The financial downturn of the early 1990s, which led to a decade-and-a-half–long recession, constricting of the job market for young adults and restructuring of the lifetime employment system, set the stage for the unease and related effects that I uncover here. Yet, it is important to note that the recessionary unease, the forms it took, and the effects that were produced did not occur all at once. The child (of the child problem), a deeply naturalized representation of national identity and temporal insecurity, made visible a problem while obscuring the history and complexity of the problem’s creation. Moreover, this focus on the child deferred questions about the conditions for the production of certainty and seeming prior lack of precarity that had characterized representations and experience of late twentieth-century Japan. In this book, I uncover a process of social reengineering, enacted through the coming together of education and psychology, the making of problems, and a process of recoding, transforming, and translation of key concepts of national identity and certainty that manage and redirect what the recession laid bare.

What focused recessionary unease on the child and caused the education establishment and psychological experts to emerge at the forefront of national solutions for a problem that was part media generated and part a conjuncture of political economy and cultural anthropology began with a violent incident in 1997 perpetrated by a fourteen-year-old junior high student. In the spring of 1997, a junior high student in the city of Kobe, known only as Youth A (Shōnen A), an anonymity mandated by Japanese juvenile justice law, murdered and decapitated a sixth grade boy. As the result of a note left on the dead child’s body, diaries written, and letters penned to the local newspaper, all suggesting a mature assailant, it took several months for the police to identify the perpetrator as a local youth. As soon as the age of the assailant was revealed, the media descended on Kobe, staying months, interrupting daily life, and ruining property values, as the head of the neighborhood association told me. The media began to describe this violent “heinous” crime as the act of an “ordinary child,” elevating concern about strangeness of the formerly certain and secure middle-mass, middle-class Japanese ordinary.

Notes

1. Jacqueline Rose, The Case of Peter Pan or the Impossibility of Children’s Fiction, xvii.

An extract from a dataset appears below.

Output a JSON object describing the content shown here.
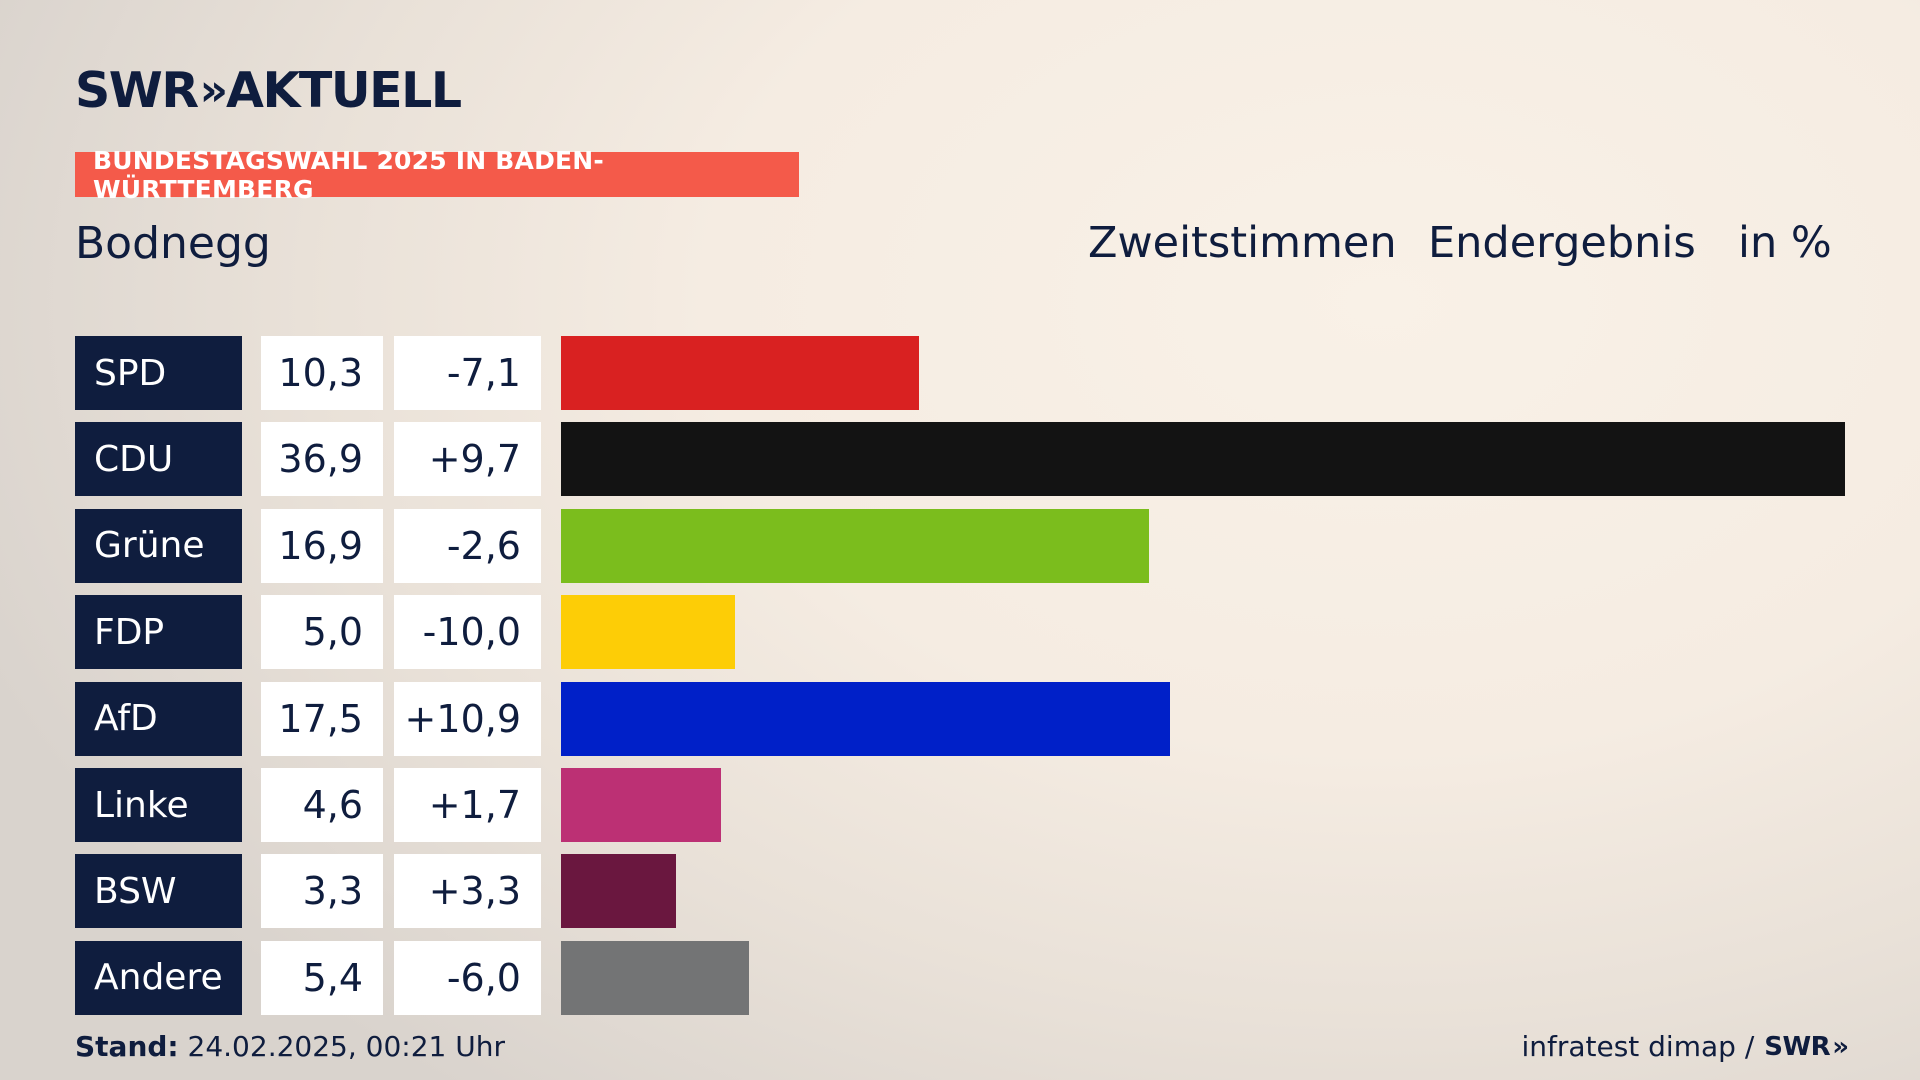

2. Peter Miller and Nikolas Rose, Governing the Present.

3. Hirokazu Miyazaki, “The Temporality of No Hope,” 243.

4. The Japanese for world of recession is fukeiki no yo. Unease is my rendering of the Japanese fuan.

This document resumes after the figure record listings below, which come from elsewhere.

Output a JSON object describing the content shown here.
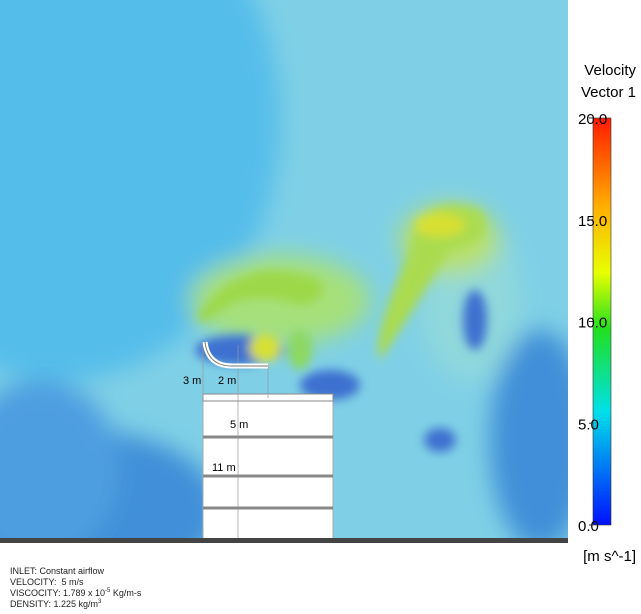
{
  "colorbar": {
    "title": [
      "Velocity",
      "Vector 1"
    ],
    "ticks": [
      {
        "value": 20,
        "label": "20.0"
      },
      {
        "value": 15,
        "label": "15.0"
      },
      {
        "value": 10,
        "label": "10.0"
      },
      {
        "value": 5,
        "label": "5.0"
      },
      {
        "value": 0,
        "label": "0.0"
      }
    ],
    "unit": "[m s^-1]"
  },
  "dimensions": [
    "3 m",
    "2 m",
    "5 m",
    "11 m"
  ],
  "notes": [
    {
      "text": "INLET: Constant airflow"
    },
    {
      "text": "VELOCITY:  5 m/s"
    },
    {
      "text": "VISCOCITY: 1.789 x 10",
      "sup": "-5",
      "tail": " Kg/m-s"
    },
    {
      "text": "DENSITY: 1.225 kg/m",
      "sup": "3"
    }
  ]
}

5. The Japanese term mondai, or problem, has been used in similar ways in other critical contexts, as Ken C. Kawashima shows in his analysis of “the Korean problem” (chōsenjin mondai) and history of Korean workers in interwar Japan. See Ken C. Kawashimam, The Proletarian Gamble. The “Okinawa mondai” is another example. As Rose and Miller state in the opening quotation, problems become visible by being rendered problematic.

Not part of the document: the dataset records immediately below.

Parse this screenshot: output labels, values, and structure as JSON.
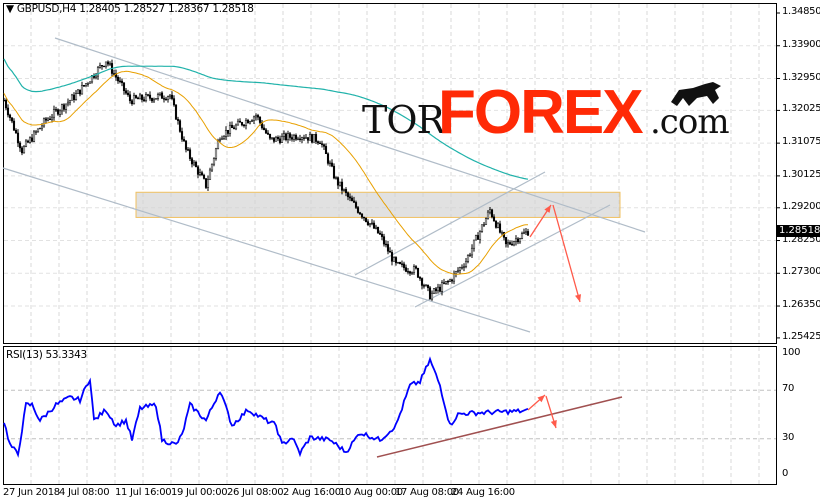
{
  "header": {
    "symbol_label": "GBPUSD,H4",
    "open": "1.28405",
    "high": "1.28527",
    "low": "1.28367",
    "close": "1.28518"
  },
  "current_price": "1.28518",
  "rsi_header": "RSI(13) 53.3343",
  "logo": {
    "tor": "TOR",
    "forex": "FOREX",
    "com": ".com"
  },
  "colors": {
    "candles": "#000000",
    "ma_fast": "#e8a000",
    "ma_slow": "#20b2aa",
    "rsi": "#0000ff",
    "arrows": "#ff5a4a",
    "rsi_trend": "#a05050",
    "channel": "#b0bcc8"
  },
  "chart_data": [
    {
      "type": "candlestick",
      "title": "GBPUSD,H4",
      "y_ticks": [
        "1.34850",
        "1.33900",
        "1.32950",
        "1.32025",
        "1.31075",
        "1.30125",
        "1.29200",
        "1.28250",
        "1.27300",
        "1.26350",
        "1.25425"
      ],
      "ylim": [
        1.25425,
        1.3485
      ],
      "x_ticks": [
        "27 Jun 2018",
        "4 Jul 08:00",
        "11 Jul 16:00",
        "19 Jul 00:00",
        "26 Jul 08:00",
        "2 Aug 16:00",
        "10 Aug 00:00",
        "17 Aug 08:00",
        "24 Aug 16:00"
      ],
      "close_keypoints_bar_price": [
        [
          0,
          1.3232
        ],
        [
          9,
          1.3087
        ],
        [
          21,
          1.3174
        ],
        [
          36,
          1.3247
        ],
        [
          51,
          1.3348
        ],
        [
          63,
          1.3232
        ],
        [
          83,
          1.3247
        ],
        [
          91,
          1.3087
        ],
        [
          101,
          1.2985
        ],
        [
          108,
          1.3131
        ],
        [
          126,
          1.3189
        ],
        [
          133,
          1.3116
        ],
        [
          148,
          1.3131
        ],
        [
          158,
          1.3116
        ],
        [
          166,
          1.3
        ],
        [
          173,
          1.2942
        ],
        [
          188,
          1.284
        ],
        [
          196,
          1.2753
        ],
        [
          206,
          1.2738
        ],
        [
          213,
          1.2666
        ],
        [
          223,
          1.2709
        ],
        [
          231,
          1.2767
        ],
        [
          243,
          1.2913
        ],
        [
          251,
          1.2811
        ],
        [
          262,
          1.2852
        ]
      ],
      "grid": true
    },
    {
      "type": "line",
      "title": "RSI(13) 53.3343",
      "y_ticks": [
        "100",
        "70",
        "30",
        "0"
      ],
      "ylim": [
        0,
        100
      ],
      "levels": [
        70,
        30
      ],
      "keypoints_bar_value": [
        [
          0,
          44
        ],
        [
          3,
          25
        ],
        [
          7,
          17
        ],
        [
          11,
          58
        ],
        [
          14,
          58
        ],
        [
          18,
          45
        ],
        [
          26,
          58
        ],
        [
          33,
          64
        ],
        [
          38,
          62
        ],
        [
          43,
          80
        ],
        [
          45,
          45
        ],
        [
          51,
          54
        ],
        [
          56,
          41
        ],
        [
          61,
          45
        ],
        [
          64,
          29
        ],
        [
          68,
          55
        ],
        [
          76,
          58
        ],
        [
          79,
          29
        ],
        [
          86,
          25
        ],
        [
          89,
          33
        ],
        [
          93,
          58
        ],
        [
          101,
          45
        ],
        [
          108,
          70
        ],
        [
          114,
          41
        ],
        [
          122,
          54
        ],
        [
          129,
          47
        ],
        [
          136,
          41
        ],
        [
          139,
          25
        ],
        [
          144,
          31
        ],
        [
          148,
          18
        ],
        [
          153,
          31
        ],
        [
          163,
          29
        ],
        [
          171,
          19
        ],
        [
          178,
          35
        ],
        [
          188,
          29
        ],
        [
          196,
          41
        ],
        [
          203,
          74
        ],
        [
          208,
          77
        ],
        [
          213,
          95
        ],
        [
          218,
          74
        ],
        [
          223,
          41
        ],
        [
          227,
          50
        ],
        [
          231,
          51
        ],
        [
          262,
          53
        ]
      ]
    }
  ]
}
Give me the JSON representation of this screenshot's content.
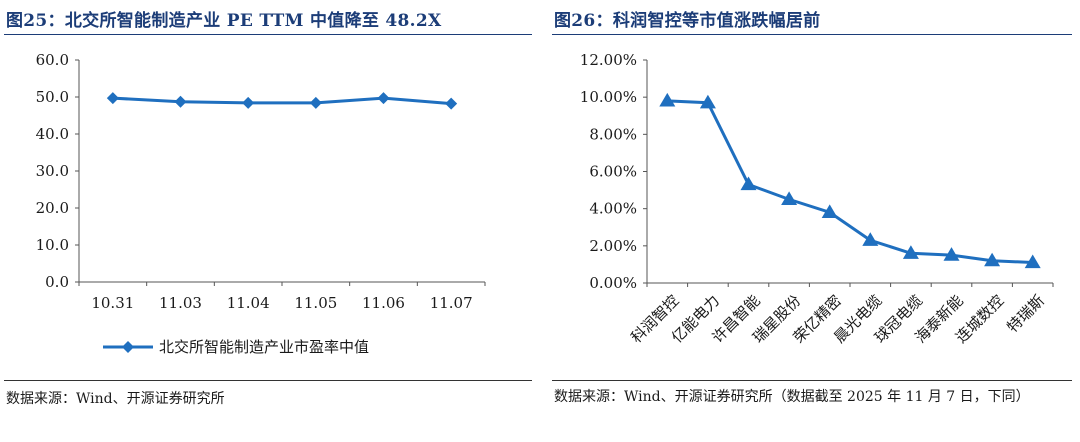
{
  "panels": {
    "left": {
      "title": "图25：北交所智能制造产业 PE TTM 中值降至 48.2X",
      "source": "数据来源：Wind、开源证券研究所"
    },
    "right": {
      "title": "图26：科润智控等市值涨跌幅居前",
      "source": "数据来源：Wind、开源证券研究所（数据截至 2025 年 11 月 7 日，下同）"
    }
  },
  "chart_data": [
    {
      "type": "line",
      "title": "图25：北交所智能制造产业 PE TTM 中值降至 48.2X",
      "categories": [
        "10.31",
        "11.03",
        "11.04",
        "11.05",
        "11.06",
        "11.07"
      ],
      "series": [
        {
          "name": "北交所智能制造产业市盈率中值",
          "values": [
            49.7,
            48.7,
            48.4,
            48.4,
            49.7,
            48.2
          ]
        }
      ],
      "ylim": [
        0,
        60
      ],
      "yticks": [
        "0.0",
        "10.0",
        "20.0",
        "30.0",
        "40.0",
        "50.0",
        "60.0"
      ],
      "marker": "diamond",
      "color": "#1f6fbf",
      "legend": "bottom",
      "grid": false
    },
    {
      "type": "line",
      "title": "图26：科润智控等市值涨跌幅居前",
      "categories": [
        "科润智控",
        "亿能电力",
        "许昌智能",
        "瑞星股份",
        "荣亿精密",
        "晨光电缆",
        "球冠电缆",
        "海泰新能",
        "连城数控",
        "特瑞斯"
      ],
      "series": [
        {
          "values": [
            9.8,
            9.7,
            5.3,
            4.5,
            3.8,
            2.3,
            1.6,
            1.5,
            1.2,
            1.1
          ]
        }
      ],
      "ylim": [
        0,
        12
      ],
      "yticks": [
        "0.00%",
        "2.00%",
        "4.00%",
        "6.00%",
        "8.00%",
        "10.00%",
        "12.00%"
      ],
      "marker": "triangle",
      "color": "#1f6fbf",
      "grid": false
    }
  ]
}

6. Benedict Anderson, Imagined Communities, 22.

7. Miyoshi’s essay, “Japan Is Not Interesting,” ends as Japan slides into long-term recession and Western interest moves to China and later South Korea. See Ann Anagnost, “Introduction: Life-Making in Neoliberal Times.” In the area of education, the comparisons have drastically shifted from Japan to China and South Korea. See Nancy Abelmann, Jung-Ah Choi, and So Jin Park, No Alternative?; Se-Woong Koo, “How South Korea Enslaves Its Students”; and Helen Gao, “China’s Education Gap.”

8. In the following I discuss at more length the position that the notion of dependent identity occupied in a vast genre of writing about Japanese character and personality in the 1970s and 1980s known as Nihonjinron (discussions about Japaneseness by Japanese writers).

9. Takatoshi Ito, “Retrospective on the Bubble Period and Its Relationship to Development in the 1990s.”

10. Japan was the single largest bankroller of U.S. debt at the time.